His partner nodded, but he didn’t seem too happy about Stefanovitch’s decision.

“The medical examiners are still there. The coroner’s wagon is parked out on the street. I’ve already taken
notes in there, Stef. Leave it alone.”

“Go ask them to take ten. I have to see the bedroom. Just the way it is. Just the way

“Why do you want to go down there? I took enough notes for
Crime and Punishment II.
They’re doing forensic sketches. Don’t do this to yourself.”

John Stefanovitch pushed himself out of the parlor without saying anything else to Kupchek.

Once he was in the hallway, Stefanovitch realized that he felt more drained than he’d thought. His mouth was dry. A dead weight was pushing down on him, making his shoulders sag.

Stefanovitch passed inside the high-ceilinged master bedroom. He closed the paneled, heavy wooden door behind him.

Alexandre St.-Germain was laid out alongside an unzippered gray body bag on the bed.
The Grave Dancer was right there.

The shock of the brutal murder finally struck Stefanovitch with a physical jolt. Bile rose in his throat.
Someone had gotten to the Grave Dancer before he had.

The attack had exposed jagged bone on both sides of St.-Germain’s chest. The mobster’s head and most of his neck had been savaged by the machine-gun volley. The body looked desecrated, smaller than life, smaller than the grandiose reputation, certainly. Still intact on one of the gang leader’s fingers was an immense diamond and onyx ring, easily fifteen carats, a marquise cut.

At the moment of death, Alexandre St.-Germain seemed to have suffered intense pain. Stefanovitch knew the feeling. He’d experienced everything about the moment, except the release of death itself.

Stefanovitch moved closer to the bed, which was still draped in silver satin sheets. His mind was moving back and forth through time, flashing too many images for him to absorb.

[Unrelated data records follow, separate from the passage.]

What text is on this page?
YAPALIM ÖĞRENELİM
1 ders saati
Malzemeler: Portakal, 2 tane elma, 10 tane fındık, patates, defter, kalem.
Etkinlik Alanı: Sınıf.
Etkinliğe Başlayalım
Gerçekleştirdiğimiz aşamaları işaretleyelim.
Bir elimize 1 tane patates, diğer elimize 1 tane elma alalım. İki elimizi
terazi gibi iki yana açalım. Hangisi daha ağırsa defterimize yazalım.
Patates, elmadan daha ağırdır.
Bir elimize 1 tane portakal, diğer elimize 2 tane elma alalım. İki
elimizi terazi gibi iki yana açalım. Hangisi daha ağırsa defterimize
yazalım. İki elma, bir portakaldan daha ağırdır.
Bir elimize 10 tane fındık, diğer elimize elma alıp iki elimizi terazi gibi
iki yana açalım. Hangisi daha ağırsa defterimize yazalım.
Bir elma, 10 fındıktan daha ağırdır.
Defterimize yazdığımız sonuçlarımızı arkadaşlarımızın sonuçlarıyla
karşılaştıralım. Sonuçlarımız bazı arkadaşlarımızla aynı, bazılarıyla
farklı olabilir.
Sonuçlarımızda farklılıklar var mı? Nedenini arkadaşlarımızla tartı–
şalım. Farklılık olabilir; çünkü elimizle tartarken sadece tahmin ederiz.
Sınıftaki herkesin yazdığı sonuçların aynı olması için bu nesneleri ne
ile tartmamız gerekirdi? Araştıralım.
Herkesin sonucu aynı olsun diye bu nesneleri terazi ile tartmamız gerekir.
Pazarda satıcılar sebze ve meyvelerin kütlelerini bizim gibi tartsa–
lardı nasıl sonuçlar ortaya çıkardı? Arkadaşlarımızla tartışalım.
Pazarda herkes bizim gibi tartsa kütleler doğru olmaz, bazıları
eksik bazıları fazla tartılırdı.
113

Part of him was inside the West Side town house—but part of John Stefanovitch was in Long Beach, two years ago. Another part of him was holding his wife, Anna, cradling her in his arms, sobbing his hopelessness. He could remember what Anna’s touch had been like. The scent of Bal de Versailles, her favorite perfume. These memories never dimmed. Sometimes their intensity was a comfort and sometimes it was horrible torture.

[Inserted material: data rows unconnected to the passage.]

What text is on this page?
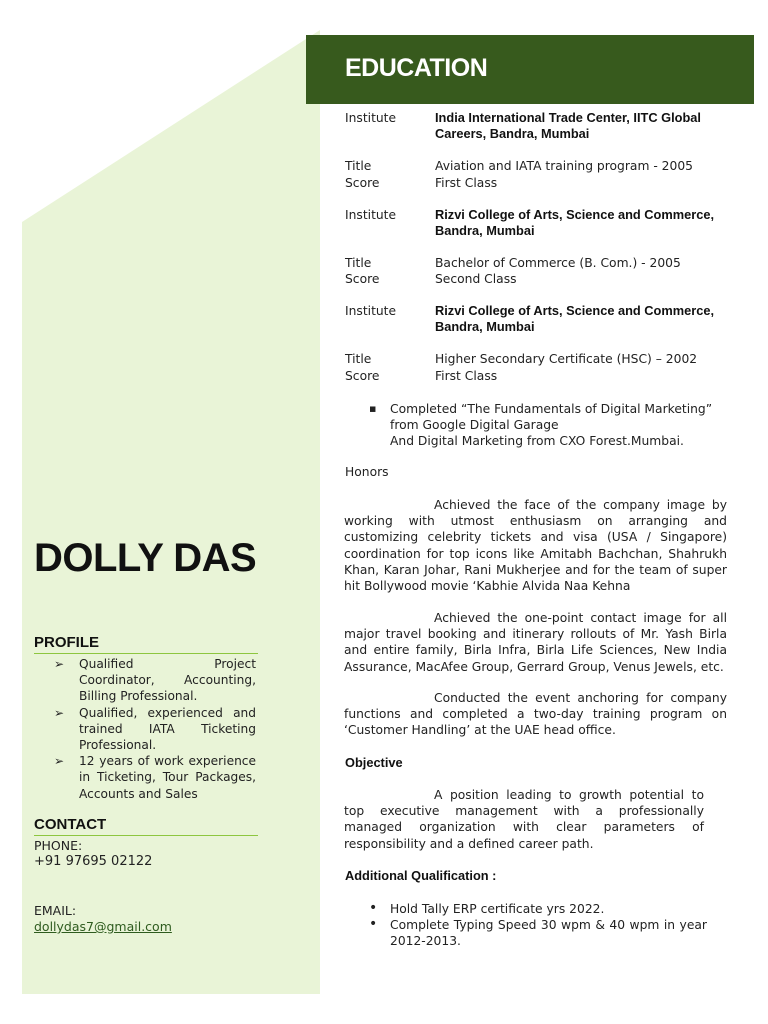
DOLLY DAS
PROFILE
➢ Qualified Project Coordinator, Accounting, Billing Professional.
➢ Qualified, experienced and trained IATA Ticketing Professional.
➢ 12 years of work experience in Ticketing, Tour Packages, Accounts and Sales
CONTACT
PHONE:
+91 97695 02122
EMAIL:
dollydas7@gmail.com
EDUCATION
Institute	India International Trade Center, IITC Global Careers, Bandra, Mumbai
Title	Aviation and IATA training program - 2005
Score	First Class
Institute	Rizvi College of Arts, Science and Commerce, Bandra, Mumbai
Title	Bachelor of Commerce (B. Com.) - 2005
Score	Second Class
Institute	Rizvi College of Arts, Science and Commerce, Bandra, Mumbai
Title	Higher Secondary Certificate (HSC) – 2002
Score	First Class
▪ Completed “The Fundamentals of Digital Marketing” from Google Digital Garage
And Digital Marketing from CXO Forest.Mumbai.
Honors
Achieved the face of the company image by working with utmost enthusiasm on arranging and customizing celebrity tickets and visa (USA / Singapore) coordination for top icons like Amitabh Bachchan, Shahrukh Khan, Karan Johar, Rani Mukherjee and for the team of super hit Bollywood movie ‘Kabhie Alvida Naa Kehna
Achieved the one-point contact image for all major travel booking and itinerary rollouts of Mr. Yash Birla and entire family, Birla Infra, Birla Life Sciences, New India Assurance, MacAfee Group, Gerrard Group, Venus Jewels, etc.
Conducted the event anchoring for company functions and completed a two-day training program on ‘Customer Handling’ at the UAE head office.
Objective
A position leading to growth potential to top executive management with a professionally managed organization with clear parameters of responsibility and a defined career path.
Additional Qualification :
• Hold Tally ERP certificate yrs 2022.
• Complete Typing Speed 30 wpm & 40 wpm in year 2012-2013.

All of the agony and physical suffering during the past two years seemed compressed into this moment. He felt an indescribable rage. A burning had settled in his chest.

Stefanovitch leaned forward in his wheelchair, careful not to topple it over and find himself in a state of helplessness. He stared at the remains of Alexandre St.-Germain, the Grave Dancer, wearing his million-dollar diamond ring.

Then he made one final gesture he would remember long after everything else had faded.

John Stefanovitch leaned forward and he spit onto St.-Germain’s bloodied corpse. “Welcome to hell,” he whispered, not even recognizing the sound of his own voice.
“Rot in fucking hell!”

When he turned to leave, the Bear was standing in the doorway. The detective frowned and slowly shook his head. “Yeah, you’re just fine, Stef. See everything you needed to see?”